Hello! Hi. Hey there. Yo! First time at Alf’s Rehab and Tea? Well you’re in for it! Best decision you’ll ever regret making this week, but don’t worry – we’ll be here, makin’ sure you don’t sip another brew the whole time. You’re a regular? Ehhh, sit down and shaddap.
This week we get a little hypothetical, a little philosophical. Get those brains of yours thinkin’ and crankin’ – you might need those imaginations to stretch beyond your craniums!
Alilly Greco: Can I mate with Stranger?
Alf: What is this, Match.com? Stranger’s a free Steef – just as much of a free bird as you are. We’re not just auctioning him off here – he’s no Mudokon slave. But if you’re asking about logistics of having a Steef’s child? It depends on a few things. Is it legal in your country to mate with a Steef? Must you be married first? And is your body equipped to hold a Steef embryo? What is the birthing process like for your species hybridized with a Steef’s? These are some things to look into. Check with your local Vykker for details.

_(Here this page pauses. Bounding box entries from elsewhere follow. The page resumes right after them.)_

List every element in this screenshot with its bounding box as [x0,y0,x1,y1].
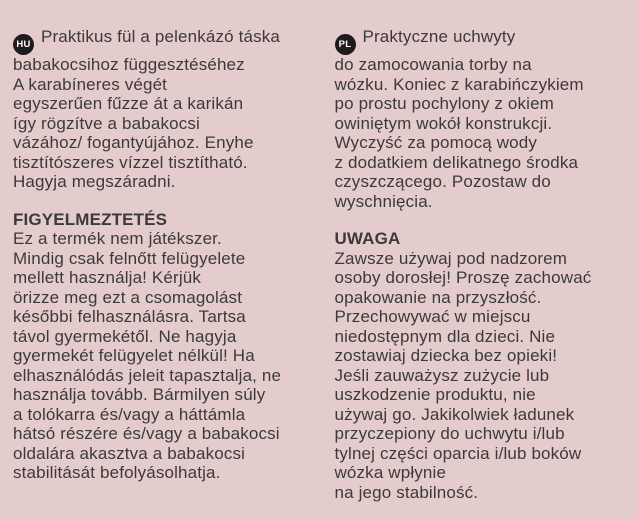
text-line: Zawsze używaj pod nadzorem [334,248,568,268]
text-line: gyermekét felügyelet nélkül! Ha [13,346,255,366]
text-line: tylnej części oparcia i/lub boków [334,443,582,463]
hu-intro-paragraph [13,55,309,192]
pl-warning-paragraph [335,249,631,503]
text-line: przyczepiony do uchwytu i/lub [334,424,565,444]
text-line: używaj go. Jakikolwiek ładunek [334,404,575,424]
text-line: Hagyja megszáradni. [13,172,176,192]
text-line: örizze meg ezt a csomagolást [13,287,243,307]
text-line: po prostu pochylony z okiem [334,94,554,114]
text-line: zostawiaj dziecka bez opieki! [334,346,558,366]
text-line: távol gyermekétől. Ne hagyja [13,326,237,346]
text-line: wózka wpłynie [334,463,447,483]
text-line: Mindig csak felnőtt felügyelete [13,248,246,268]
text-line: Przechowywać w miejscu [334,307,531,327]
text-line: babakocsihoz függesztéséhez [13,55,245,75]
hu-intro-first-line [13,27,309,55]
text-line: owiniętym wokół konstrukcji. [334,113,553,133]
text-line: mellett használja! Kérjük [13,268,202,288]
pl-intro-paragraph [335,55,631,211]
text-line: Ez a termék nem játékszer. [13,229,222,249]
hu-warning-heading: FIGYELMEZTETÉS [13,209,168,229]
text-line: na jego stabilność. [334,482,479,502]
text-line: elhasználódás jeleit tapasztalja, ne [13,365,282,385]
text-line: wózku. Koniec z karabińczykiem [334,74,584,94]
hu-column [13,27,309,520]
text-line: opakowanie na przyszłość. [334,287,542,307]
hu-warning-paragraph [13,229,309,483]
pl-intro-first-line [335,27,631,55]
text-line: egyszerűen fűzze át a karikán [13,94,244,114]
text-line: wyschnięcia. [334,191,433,211]
hu-language-badge-icon: HU [13,34,34,55]
text-line: czyszczącego. Pozostaw do [334,172,551,192]
text-line: hátsó részére és/vagy a babakocsi [13,424,280,444]
text-line: így rögzítve a babakocsi [13,113,200,133]
text-line: do zamocowania torby na [334,55,532,75]
text-line: A karabíneres végét [13,74,168,94]
text-line: tisztítószeres vízzel tisztítható. [13,152,248,172]
text-line: oldalára akasztva a babakocsi [13,443,246,463]
hu-intro-first-text: Praktikus fül a pelenkázó táska [41,27,280,46]
text-line: vázához/ fogantyújához. Enyhe [13,133,254,153]
text-line: z dodatkiem delikatnego środka [334,152,579,172]
text-line: stabilitását befolyásolhatja. [13,463,221,483]
text-line: későbbi felhasználásra. Tartsa [13,307,246,327]
text-line: Jeśli zauważysz zużycie lub [334,365,550,385]
pl-intro-first-text: Praktyczne uchwyty [362,27,516,46]
text-line: uszkodzenie produktu, nie [334,385,536,405]
pl-column [335,27,631,520]
text-line: niedostępnym dla dzieci. Nie [334,326,556,346]
pl-language-badge-icon: PL [335,34,356,55]
text-line: Wyczyść za pomocą wody [334,133,537,153]
text-line: osoby dorosłej! Proszę zachować [334,268,592,288]
pl-warning-heading: UWAGA [334,229,401,249]
text-line: a tolókarra és/vagy a háttámla [13,404,246,424]
text-line: használja tovább. Bármilyen súly [13,385,266,405]
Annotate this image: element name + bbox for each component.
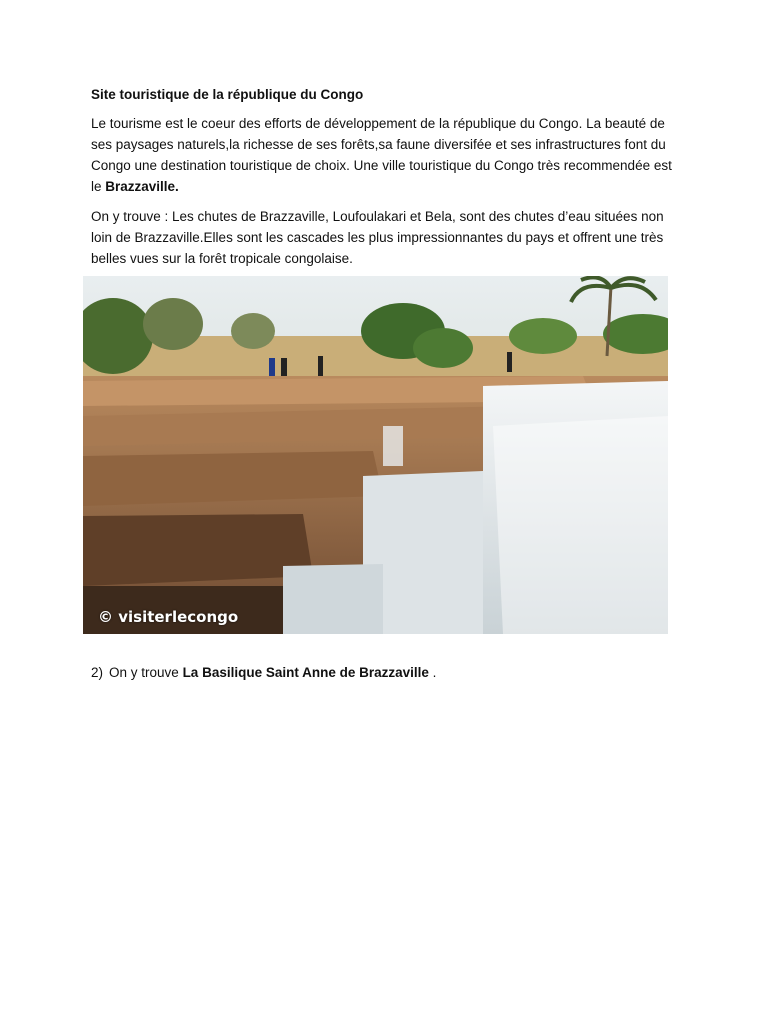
list-item-number: 2) xyxy=(91,665,104,680)
document-title: Site touristique de la république du Congo xyxy=(91,87,364,102)
waterfalls-paragraph: On y trouve : Les chutes de Brazzaville, Loufoulakari et Bela, sont des chutes d’eau situées non loin de Brazzaville.Elles sont les cascades les plus impressionnantes du pays et offrent une très belles vues sur la forêt tropicale congolaise. xyxy=(91,209,664,266)
list-item-2 xyxy=(91,662,436,683)
list-item-suffix: . xyxy=(428,665,437,680)
intro-bold-city: Brazzaville. xyxy=(105,179,179,194)
list-item-prefix: On y trouve xyxy=(109,665,183,680)
intro-paragraph xyxy=(91,113,676,197)
waterfall-illustration xyxy=(83,276,668,634)
list-item-bold: La Basilique Saint Anne de Brazzaville xyxy=(182,665,429,680)
document-body xyxy=(91,86,676,278)
intro-text: Le tourisme est le coeur des efforts de développement de la république du Congo. La beauté de ses paysages naturels,la richesse de ses forêts,sa faune diversifée et ses infrastructures font du Congo une destination touristique de choix. Une ville touristique du Congo très recommendée est le xyxy=(91,116,672,194)
waterfall-photo xyxy=(83,276,668,634)
photo-watermark: © visiterlecongo xyxy=(98,608,239,626)
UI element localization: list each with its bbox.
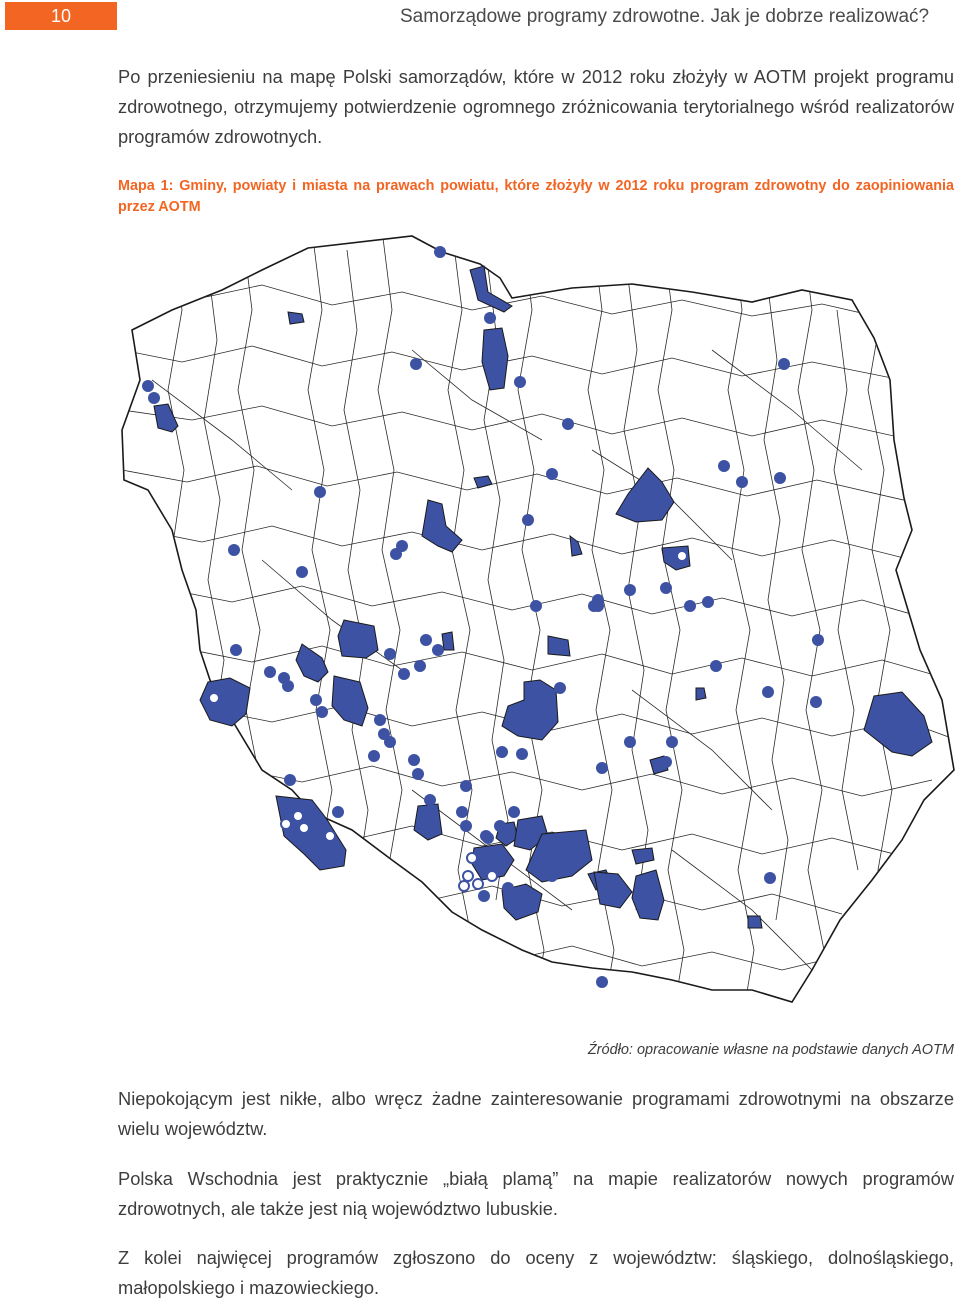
intro-paragraph: Po przeniesieniu na mapę Polski samorządów, które w 2012 roku złożyły w AOTM projekt programu zdrowotnego, otrzymujemy potwierdzenie ogromnego zróżnicowania terytorialnego wśród realizatorów programów zdrowotnych.	[118, 66, 954, 147]
region-lesko	[748, 916, 762, 928]
running-header: Samorządowe programy zdrowotne. Jak je dobrze realizować?	[400, 6, 930, 27]
map-caption: Mapa 1: Gminy, powiaty i miasta na prawach powiatu, które złożyły w 2012 roku program zdrowotny do zaopiniowania przez AOTM	[118, 178, 954, 215]
paragraph-most-programs: Z kolei najwięcej programów zgłoszono do oceny z województw: śląskiego, dolnośląskiego, małopolskiego i mazowieckiego.	[118, 1247, 954, 1298]
paragraph-voivodeships: Niepokojącym jest nikłe, albo wręcz żadne zainteresowanie programami zdrowotnymi na obszarze wielu województw.	[118, 1088, 954, 1139]
poland-map	[112, 230, 960, 1022]
map-source: Źródło: opracowanie własne na podstawie danych AOTM	[587, 1042, 954, 1058]
region-konin	[442, 632, 454, 650]
country-outline	[122, 236, 954, 1002]
page-number: 10	[5, 2, 117, 30]
region-poznan	[338, 620, 378, 658]
region-ostrowiec	[696, 688, 706, 700]
region-ustka	[288, 312, 304, 324]
paragraph-eastern-poland: Polska Wschodnia jest praktycznie „białą plamą” na mapie realizatorów nowych programów zdrowotnych, ale także jest nią województwo lubuskie.	[118, 1168, 954, 1219]
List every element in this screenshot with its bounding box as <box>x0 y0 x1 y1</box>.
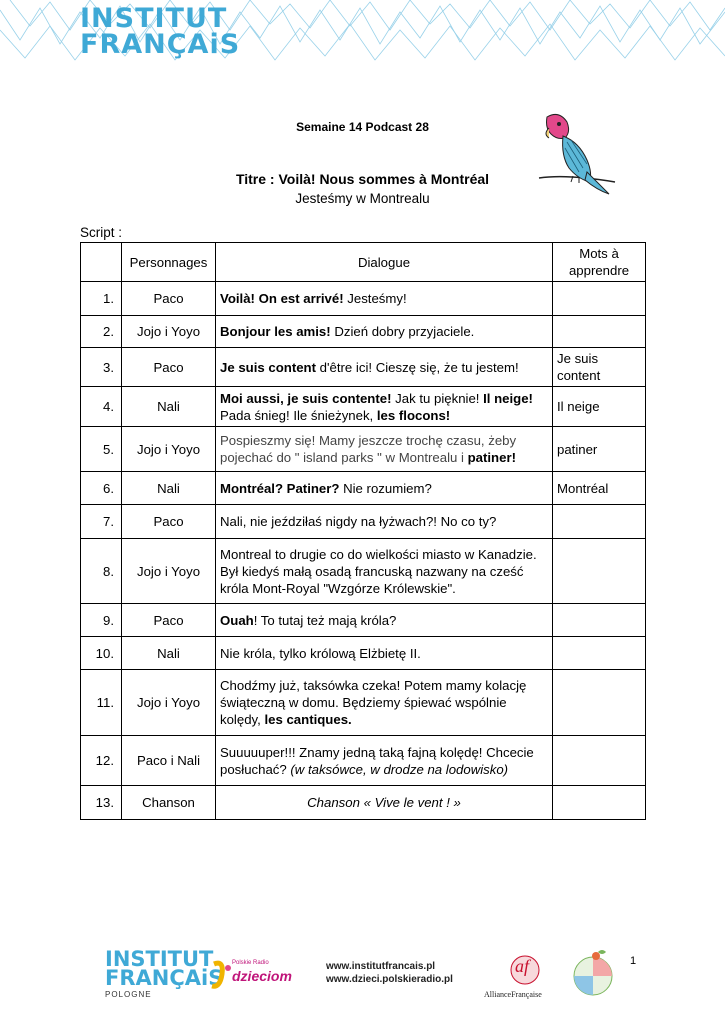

Ricardo: Why are Sligs called Sligs and Glukkons called Glukkons?
Alf: A Slig is a Slig because it’s a Slig. And a Glukkon’s a Glukkon because it’s a Glukkon. You’re a Ricardo because that’s what Ricardos are, amirite? But would the beating of Slig feel so brutal if a Slig went by any other name? Would Glukkons’ greed be so solipsistic if they weren’t called Glukkons? Would Meech Munchies be as delicious if we called them Fart Flurries? Is anybody listening? Is this thing on?
@DJWolf9000: #DearAlf Can you say what’s the real name of Stranger? And who was that octopus that was controlling the Sekto?
Alf: I’d love to tell ya what the real name of Stranger was but I don’t know it! He’s a stranger, a lone ranger… a masked Steef. He’s no “He-Who-Must-Not-Be-Named”… he just likes his privacy and probably has some trust issues. But what’s in a name? If you knew his name would that change how you feel about him? Maybe we love him because we don’t know too much about him… hmmm? (As for the octopus that was controlling the Sekto… that was Sekto. Sekto’s an oktigi who was using the Olden Steef’s body as a host to execute his villainous plans.)
Ok. My brains are hurting. I’m not so good at pushing the limits of the great wonders of the Oddworld Universe. I should stick to what I know. I need my fez. WHERE’S MY FEZ? It’s on my head? Hmph.